The United States, Canada, and Norway have all approved massive new oil and gas drilling permits, claiming that the revenues generated by fossil-fuel exports are necessary to fund their green transition technologies. This circular logic proves that the global economy remains deeply hooked on fossil energy, and that adding renewables to the grid has done almost nothing to dismantle the underlying fossil-fuel infrastructure.
Rebuilding the Transition Strategy: What We Must Do Instead
If the world is to successfully escape the trap of energy addition and achieve real, absolute carbon reductions, policymakers must completely restructure their transition strategies, moving away from pure technological optimism and embracing historical and physical realism.
Shifting from Carbon Intensity to Absolute Reduction
For years, companies and governments measured their climate progress by tracking their carbon intensity—the amount of carbon dioxide emitted per unit of GDP or per kilowatt-hour of electricity.
While this metric allows tech companies to claim they are becoming greener, it is highly misleading. A company can reduce its carbon intensity by installing solar panels while still increasing its absolute, real-world emissions as its total energy consumption grows.
To achieve real progress, the metric of success must shift entirely to absolute reduction. We can no longer measure the success of the transition by how many gigawatts of solar modules we install; we must measure it by how many coal plants we physically dismantle, how many oil wells we permanently plug, and how many gas pipelines we decommission.
Managing Energy Demand in the AI Era
The rapid expansion of artificial intelligence data centers, smart home grids, and electric mobility is driving a massive, unexpected rebound in global electricity demand. This soaring demand threatens to consume every single watt of new renewable energy added to the grid, leaving fossil fuels to provide the baseline power.
To prevent this demand rebound from wiping out our clean energy gains, societies must embrace the concept of energy sufficiency—deliberately choosing to consume less energy.
This requires implementing strict, mandatory energy efficiency standards for data center developers, restricting high-energy luxury services, and redesigning cities to reduce the need for personal transportation, proving that technology alone cannot solve a crisis that is rooted in overconsumption.

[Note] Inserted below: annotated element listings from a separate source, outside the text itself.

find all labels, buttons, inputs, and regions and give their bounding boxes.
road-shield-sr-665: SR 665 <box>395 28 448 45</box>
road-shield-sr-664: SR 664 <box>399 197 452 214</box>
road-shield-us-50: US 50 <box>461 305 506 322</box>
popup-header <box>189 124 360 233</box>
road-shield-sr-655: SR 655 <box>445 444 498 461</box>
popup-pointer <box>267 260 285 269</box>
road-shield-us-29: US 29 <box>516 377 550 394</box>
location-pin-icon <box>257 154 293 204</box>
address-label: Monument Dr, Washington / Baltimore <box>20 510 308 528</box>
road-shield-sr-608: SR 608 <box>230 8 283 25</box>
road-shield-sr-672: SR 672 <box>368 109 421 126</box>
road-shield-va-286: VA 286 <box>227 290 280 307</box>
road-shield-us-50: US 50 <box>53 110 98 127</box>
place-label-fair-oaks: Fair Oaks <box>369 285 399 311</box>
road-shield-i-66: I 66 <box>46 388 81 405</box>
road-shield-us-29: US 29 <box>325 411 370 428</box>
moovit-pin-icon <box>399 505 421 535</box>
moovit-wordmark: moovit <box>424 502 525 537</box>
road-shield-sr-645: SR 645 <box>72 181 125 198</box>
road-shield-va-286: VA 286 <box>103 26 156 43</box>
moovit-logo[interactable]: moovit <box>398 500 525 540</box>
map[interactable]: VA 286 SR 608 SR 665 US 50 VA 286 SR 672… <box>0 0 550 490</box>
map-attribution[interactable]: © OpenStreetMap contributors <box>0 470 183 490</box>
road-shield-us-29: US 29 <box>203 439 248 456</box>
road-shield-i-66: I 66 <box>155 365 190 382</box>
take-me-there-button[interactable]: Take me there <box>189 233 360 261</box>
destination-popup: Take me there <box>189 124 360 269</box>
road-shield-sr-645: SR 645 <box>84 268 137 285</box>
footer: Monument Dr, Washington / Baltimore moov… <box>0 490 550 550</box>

Standardizing Global Carbon Accounting Tools
To help investors and financial managers navigate this highly complex transition, financial platforms are rapidly expanding their climate and carbon analytics. Bloomberg recently announced the expansion of its Transition Toolkit, introducing new software capabilities like Temporal Carbon Attribution and Climate Alignment Scores.
These advanced tools allow portfolio managers to go beyond simple carbon footprint measurements, helping them track whether the companies in their portfolios are actually reducing their real-world emissions over time or simply using green offsets and accounting tricks to hide their ongoing fossil-fuel dependency, bringing a much-needed layer of objective truth to the global energy transition debate.
Conclusion
The ongoing energy transition debate must shift away from comfortable, tech-driven myths and embrace the hard realities of history and physics. As historian Jean-Baptiste Fressoz demonstrated, humanity has never successfully managed an energy transition; we have only ever practiced energy addition, layering new technologies on top of existing fossil-fuel systems. To actually stop global warming, simply installing more solar panels and wind turbines is no longer sufficient. Governments must take the politically difficult, coercive steps required to actively dismantle fossil-fuel infrastructure, write off fossil-fuel capital, and implement strict policies to manage and reduce overall energy consumption. Until we move past the illusion of a smooth, painless transition, the clean energy boom will remain a simple addition to our carbon-heavy world, leaving the ultimate foundation of the global economy unchanged.